State and Local Tax Considerations for Retailers Closing Their Doors

As the retail industry evolves to become more dependent on e-commerce, many traditional brick-and-mortar brands are moving online to internet sales. Subsequently, these retailers are planning to close some, if not all, of their physical locations, including brand names such as The Limited, Macy’s, Kmart and Office Depot.  Late last year, Business Insider reported that consumer equity strategists expected mass store closures in 2017. When retailers reduce the number of physical locations, there are numerous state and local tax considerations to keep in mind.

Sales and Use Taxes
Once a retailer closes its doors, what does it do with overstocked merchandise that can’t be sold at a different location? Often they seek to liquidate the excess inventory. In certain states, the sale or disposition of any tangible personal property (“TPP”) as a result of store closings could result in additional sales tax being due.  However, many jurisdictions have casual or occasional sale exemptions that exempt the sales of TPP that is not normally sold in the regular course of business. There may also be tax filings that are necessary, such as Bulk Sale Notifications. Once the retailer exits a particular jurisdiction, it is important to file final sales and use tax returns in that jurisdiction.

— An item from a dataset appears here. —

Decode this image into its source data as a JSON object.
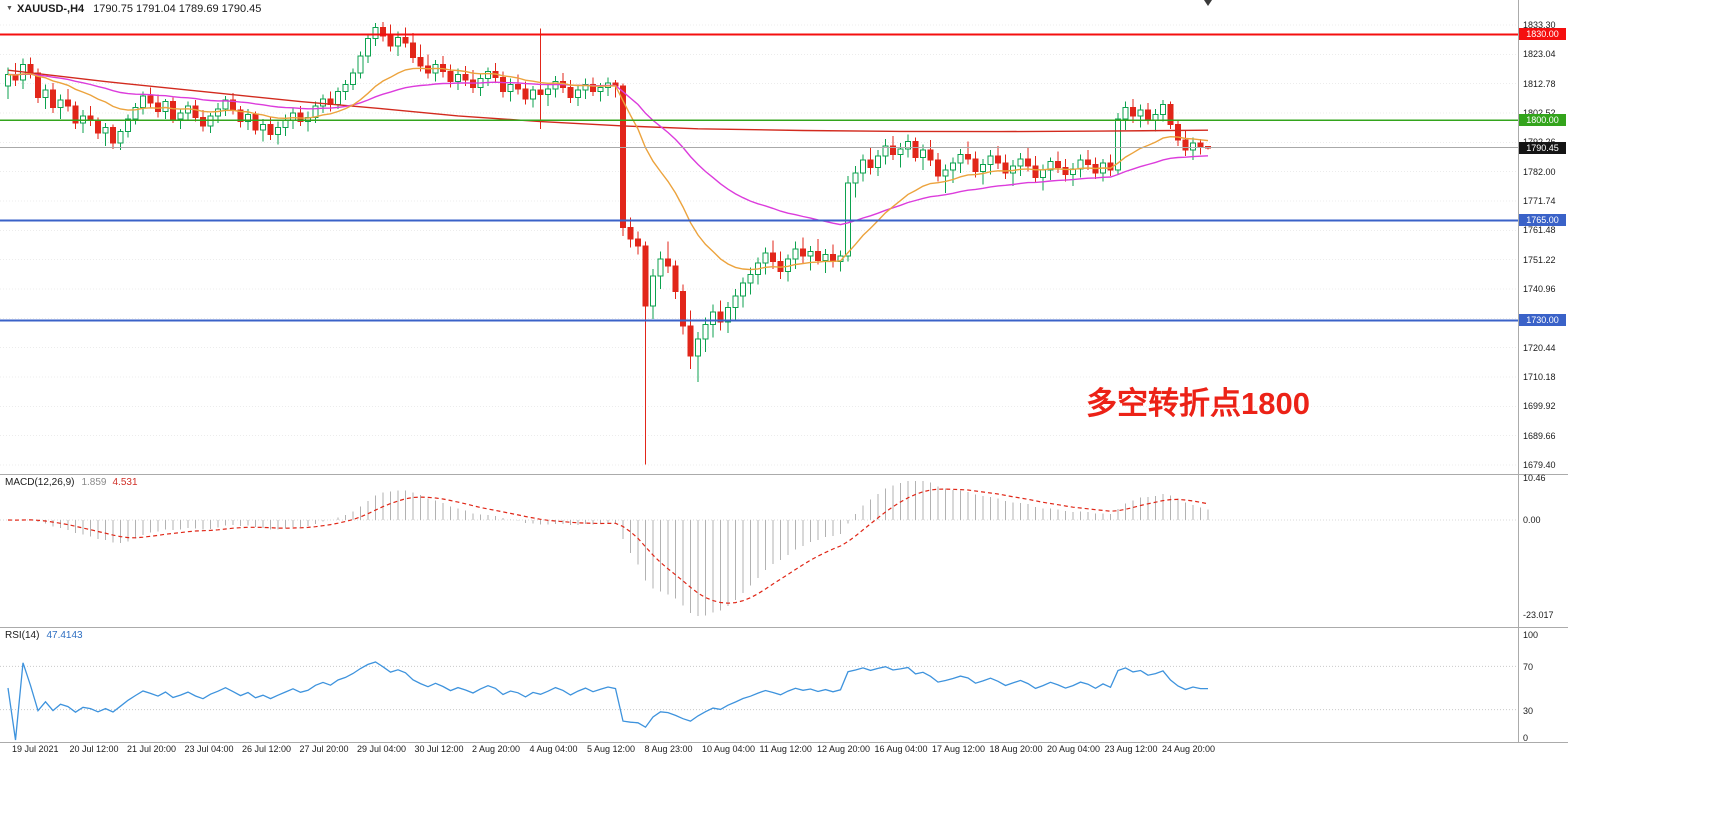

Also, as brick-and-mortar stores move to online sales, they need to update their sales and use tax nexus footprint accounting for both click-through nexus and economic nexus. As retail business has migrated to the internet, states are aggressively seeking to make up their sales tax shortfalls by imposing sales tax on e-commerce transactions (so-called “Amazon taxes”), even though a retailer no longer has physical presence in the state. As a retailer closes physical store locations in favor of increasing its e-commerce business, the now e-retailer may trigger sales and use tax obligations in some unfamiliar states, as well as eliminate sales tax collections in states with historic filings related to physical stores that have now been closed.

Credits and Incentives
Retailers that are eliminating jobs, consolidating distribution centers and closing stores may need to address potential “clawback” provisions if they’ve accepted state and local tax credits or other financial incentives. State and local jurisdictions often offer tax credits and other financial incentives to increase employment, make capital expenditures and help the economy in a particular location. Often, the award of such business incentives is contingent upon a business’s commitment to operate within that location for a specified period of time. If the retailer exits early, it’s possible that the jurisdiction will require the repayment of tax benefits and other incentives for falling short of their commitment.

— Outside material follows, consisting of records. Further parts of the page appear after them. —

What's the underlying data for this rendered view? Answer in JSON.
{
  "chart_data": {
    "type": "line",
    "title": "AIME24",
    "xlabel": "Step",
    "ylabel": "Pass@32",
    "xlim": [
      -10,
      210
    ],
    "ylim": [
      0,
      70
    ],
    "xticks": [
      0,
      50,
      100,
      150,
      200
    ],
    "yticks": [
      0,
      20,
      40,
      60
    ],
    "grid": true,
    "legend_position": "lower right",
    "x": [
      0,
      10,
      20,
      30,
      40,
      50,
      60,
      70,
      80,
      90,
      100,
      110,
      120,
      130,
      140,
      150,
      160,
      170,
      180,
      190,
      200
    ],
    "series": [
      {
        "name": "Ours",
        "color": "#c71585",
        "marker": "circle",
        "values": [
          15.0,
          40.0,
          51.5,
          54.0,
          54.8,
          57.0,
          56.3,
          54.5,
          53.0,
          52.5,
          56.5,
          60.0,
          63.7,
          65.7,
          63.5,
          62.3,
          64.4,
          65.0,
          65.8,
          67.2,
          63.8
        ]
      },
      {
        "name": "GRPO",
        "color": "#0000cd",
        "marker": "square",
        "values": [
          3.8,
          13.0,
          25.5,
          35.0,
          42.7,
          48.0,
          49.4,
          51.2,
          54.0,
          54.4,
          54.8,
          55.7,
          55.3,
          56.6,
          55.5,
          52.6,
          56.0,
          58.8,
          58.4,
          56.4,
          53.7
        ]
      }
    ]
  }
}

Although many statutory credits and incentives programs do not encompass the retail industry, there may be opportunities for retailers who are downsizing. For example, retailers may be able to take advantage of hiring and investment credits and incentives if they are creating or expanding a site to aid in consolidation.  In addition, shuttering retailers can also look to some of the state and local workforce agencies and training programs who may be able to help with displaced employees.

Income and Franchise Taxes
There are different considerations for winding down retail operations based on their legal structure, such as pass-through entities and corporations. Issues to be considered may include potential state tax audits, pending refund claims, and tax benefits. Companies that are winding down their operations may have valuable tax attributes such as net operating losses, which should be reviewed prior to the unloading of assets or location and division closings. Be sure to review the tax treatment of the sale of trademarks, inventory, divisions and other assets to determine state taxes and sourcing of gains or losses.

Personal Property Taxes
When a store or distribution center location is shut down in a jurisdiction that imposes a personal property tax, there are opportunities to report the correct value and existence of certain fixed assets. An asset review should be conducted to report the actual assets remaining at the site. Valuation studies may yield reductions in assessed value, which should be appealed to a jurisdiction or negotiated with the taxing authorities.

Final Thoughts
The decision to close or downsize retail operations is often a difficult one, which merits deep consideration of all aspects of the business. Once the choice is made, retailers should guarantee they can exit with minimal disruptions and tax issues by addressing the state and local tax requirements, as well as tax planning considerations.